I looked at this option, in the i opted for a nearly new van that worked out slightly cheaper in loan repayments than the new van with lease repayments. One of the considerations i liked was the freedom to do what i wish with the van, plus, the business now has more assets.

With lease vehicles, the best thing is to shop around and try and get discounts - there has been a huge slump in commercial vehicle sales recently so i'm sure dealers will give extra discounts to entice you to buy. Also, try to think of alternatives to the usual caddy/combo/berlingo etc. I bought a citroen nemo, which you may think is too small for valeting, but the load weight is very similar to a larger van such as the berlingo and it has a lovely cube shaped load area. With a bit of clever racking, i have managed to fit everything into it, with room, and am still well under the maximum load weight, with a full tank of water.

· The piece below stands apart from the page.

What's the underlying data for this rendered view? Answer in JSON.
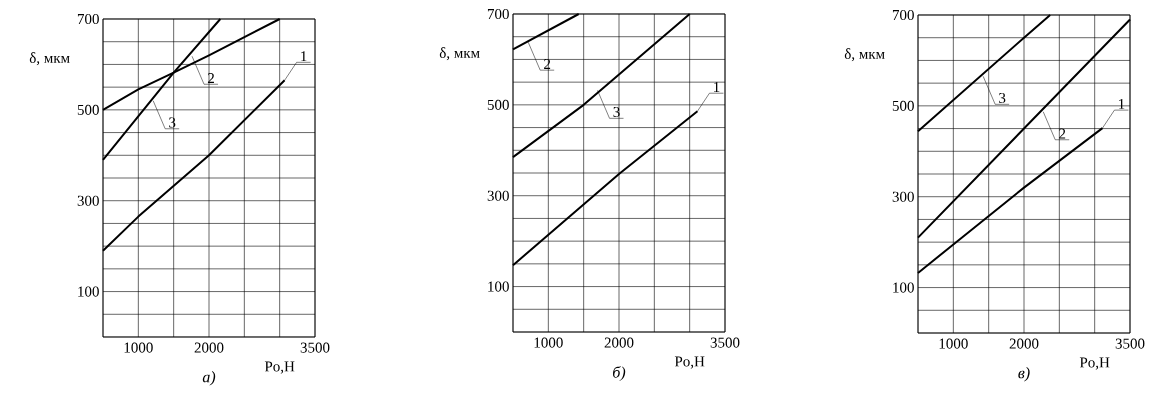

If you're just starting out then you could always look at a grant - i am currently in the process of applying for one for a state of the art rainwater harvesting and filtering system.


----------



## BellUK (Mar 12, 2012)

Nath said:


> I looked at this option, in the i opted for a nearly new van that worked out slightly cheaper in loan repayments than the new van with lease repayments. One of the considerations i liked was the freedom to do what i wish with the van, plus, the business now has more assets.
> 
> With lease vehicles, the best thing is to shop around and try and get discounts - there has been a huge slump in commercial vehicle sales recently so i'm sure dealers will give extra discounts to entice you to buy. Also, try to think of alternatives to the usual caddy/combo/berlingo etc. I bought a citroen nemo, which you may think is too small for valeting, but the load weight is very similar to a larger van such as the berlingo and it has a lovely cube shaped load area. With a bit of clever racking, i have managed to fit everything into it, with room, and am still well under the maximum load weight, with a full tank of water.
> 
> If you're just starting out then you could always look at a grant - i am currently in the process of applying for one for a state of the art rainwater harvesting and filtering system.


I am new to all this my credit rating isn't the best so I am trying to fund most things myself, where can I go for advice or to apply for a grant?

Sounds like you know what your talking about. :thumb:


----------



## Nath (Jun 20, 2010)

To start with i would check out

http://www.businesslink.gov.uk/bdotg/action/layer?topicId=1073866776


----------